Belegen, belegen, belegen

Wie oben bereits erwähnt, ist es das oberste Gebot einer wissenschaftlichen Arbeit, dass die Argumente und Informationen nachvollziehbar sind und überprüft werden können. Die Forschungsliteratur und Quellen, auf die Sie sich in Ihrer Arbeit beziehen, müssen deshalb so zitiert und mit Textstellen belegt sein, dass sie von Ihren Leser*innen präzise aufgefunden und geprüft werden können.

Es ist völlig „normal“, wenn es in Ihrer Arbeit eine Vielzahl von Fußnoten gibt (pro Seite können es regelmäßig durchaus zwischen 5 und 10 Fußnoten sein!) – und meistens stimmt irgendetwas in der Belegpraxis nicht, wenn Seiten ganz ohne Fußnoten bleiben. So kommen z. B. korrekte wissenschaftliche Einleitungen aus Prinzip nicht ohne Fußnoten aus: Wenn Sie Ihre hauptsächliche Forschungsliteratur vorstellen, dann müssen Sie diese natürlich entsprechend in Fußnoten angeben. Im Hauptteil wird ebenfalls naturgemäß sehr viel belegt, dementsprechend viele Fußnoten finden sich am unteren Seitenrand. Lediglich im Fazit, in dem Sie vor allem das in den bisherigen Kapiteln Gesagte und Herausgefundene rekapitulieren und zusammenfassen, wird die Zahl der Fußnoten sich möglicherweise deutlich reduzieren.

Sicher fragen Sie sich: Was muss ich denn alles belegen? Pauschal ist diese Frage schwer zu beantworten, aber die grundsätzliche Maßgabe lautet: Alles, was nicht unmittelbar Ihrem eigenen Kopf entstammt, braucht einen Nachweis. Das schließt selbstverständlich alle (!) (wörtlichen oder nicht wörtlichen) Wiedergaben aus historischen Quellen oder aus der Forschungsliteratur ein, aber auch die Kenntnis historischer Entwicklungen und Ereignisse.

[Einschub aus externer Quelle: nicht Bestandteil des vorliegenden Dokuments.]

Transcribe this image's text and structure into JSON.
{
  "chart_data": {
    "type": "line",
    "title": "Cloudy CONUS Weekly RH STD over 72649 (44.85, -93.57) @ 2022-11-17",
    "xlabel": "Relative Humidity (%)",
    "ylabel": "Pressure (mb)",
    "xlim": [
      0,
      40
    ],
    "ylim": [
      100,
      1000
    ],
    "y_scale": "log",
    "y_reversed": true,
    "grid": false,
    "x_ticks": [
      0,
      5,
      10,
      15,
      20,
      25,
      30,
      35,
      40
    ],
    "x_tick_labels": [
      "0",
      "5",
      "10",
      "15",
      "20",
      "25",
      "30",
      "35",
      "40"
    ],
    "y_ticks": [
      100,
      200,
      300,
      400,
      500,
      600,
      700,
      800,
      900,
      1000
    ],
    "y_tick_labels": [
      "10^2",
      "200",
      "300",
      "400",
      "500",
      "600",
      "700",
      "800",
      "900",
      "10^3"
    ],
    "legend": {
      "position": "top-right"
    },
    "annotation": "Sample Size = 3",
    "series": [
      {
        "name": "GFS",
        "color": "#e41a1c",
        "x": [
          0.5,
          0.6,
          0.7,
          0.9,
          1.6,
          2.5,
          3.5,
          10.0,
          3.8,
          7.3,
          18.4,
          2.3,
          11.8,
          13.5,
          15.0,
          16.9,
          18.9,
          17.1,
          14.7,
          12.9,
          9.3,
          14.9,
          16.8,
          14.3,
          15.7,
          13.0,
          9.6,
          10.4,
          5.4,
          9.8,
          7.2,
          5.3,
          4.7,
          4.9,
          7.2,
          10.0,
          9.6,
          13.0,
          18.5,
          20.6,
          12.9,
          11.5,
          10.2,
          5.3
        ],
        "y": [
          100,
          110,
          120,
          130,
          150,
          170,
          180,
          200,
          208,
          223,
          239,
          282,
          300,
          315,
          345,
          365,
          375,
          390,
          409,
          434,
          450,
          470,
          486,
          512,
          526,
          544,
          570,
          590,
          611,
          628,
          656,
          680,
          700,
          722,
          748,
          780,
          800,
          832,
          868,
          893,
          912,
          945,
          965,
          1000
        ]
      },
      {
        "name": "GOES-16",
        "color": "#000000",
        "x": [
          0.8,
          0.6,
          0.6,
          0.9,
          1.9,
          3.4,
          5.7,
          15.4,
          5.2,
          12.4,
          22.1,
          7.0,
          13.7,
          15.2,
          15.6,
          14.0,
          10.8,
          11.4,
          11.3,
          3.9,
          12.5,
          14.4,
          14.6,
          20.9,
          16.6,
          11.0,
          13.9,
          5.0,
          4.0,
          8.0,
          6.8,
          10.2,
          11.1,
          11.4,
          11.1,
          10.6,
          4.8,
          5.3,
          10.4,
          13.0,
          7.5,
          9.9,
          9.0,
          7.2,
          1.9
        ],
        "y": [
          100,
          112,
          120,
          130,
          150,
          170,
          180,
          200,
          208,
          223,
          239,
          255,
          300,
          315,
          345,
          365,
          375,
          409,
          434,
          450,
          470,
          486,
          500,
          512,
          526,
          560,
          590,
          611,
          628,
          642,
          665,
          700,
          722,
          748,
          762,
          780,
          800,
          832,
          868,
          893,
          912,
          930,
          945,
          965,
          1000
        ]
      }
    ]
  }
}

Eine häufig formulierte Ausnahme liegt darin, dass eindeutiges Allgemeinwissen (z. B. „Im Jahr 1789 begann die Französische Revolution“ oder „1933 fand die nationalsozialistische ‚Machtergreifung‘ statt“) nicht belegt werden muss, manchmal wird diese Regelung auch auf „Handbuchwissen“ aus Überblicksdarstellungen ausgeweitet. Beide Begriffe – also Allgemein- und Handbuchwissen – sind aber wenig eindeutig und kaum gesellschaftlich verallgemeinerbar. Bei der Entscheidung, ob eine Information einen Beleg erfordert, ist also leider Fingerspitzengefühl gefordert. Im Zweifel gilt: Belegen Sie lieber „zu viel“, als dass Sie von Ihren Leser*innen zu viel Vorwissen erwarten. Ihr imaginäres Publikum ist (wie bereits erwähnt) sehr interessiert an historischen Abläufen und geschichtswissenschaftlicher Forschung, hat aber wenig konkrete Kenntnisse und muss deshalb von Ihnen durch eine belastbar belegte Argumentation geführt werden.

 

Was darf ich in meiner Arbeit zitieren?

Viele Studierende sind außerdem bei der Frage unsicher, wie sie eigentlich die Zitierfähigkeit von Materialien beurteilen sollen. In diesem Zusammenhang ist es wichtig, noch einmal auf die zentrale Unterscheidung von Quellen und Literatur zu verweisen, die Sie in allen Ihren Einführungsseminaren kennenlernen und diskutieren.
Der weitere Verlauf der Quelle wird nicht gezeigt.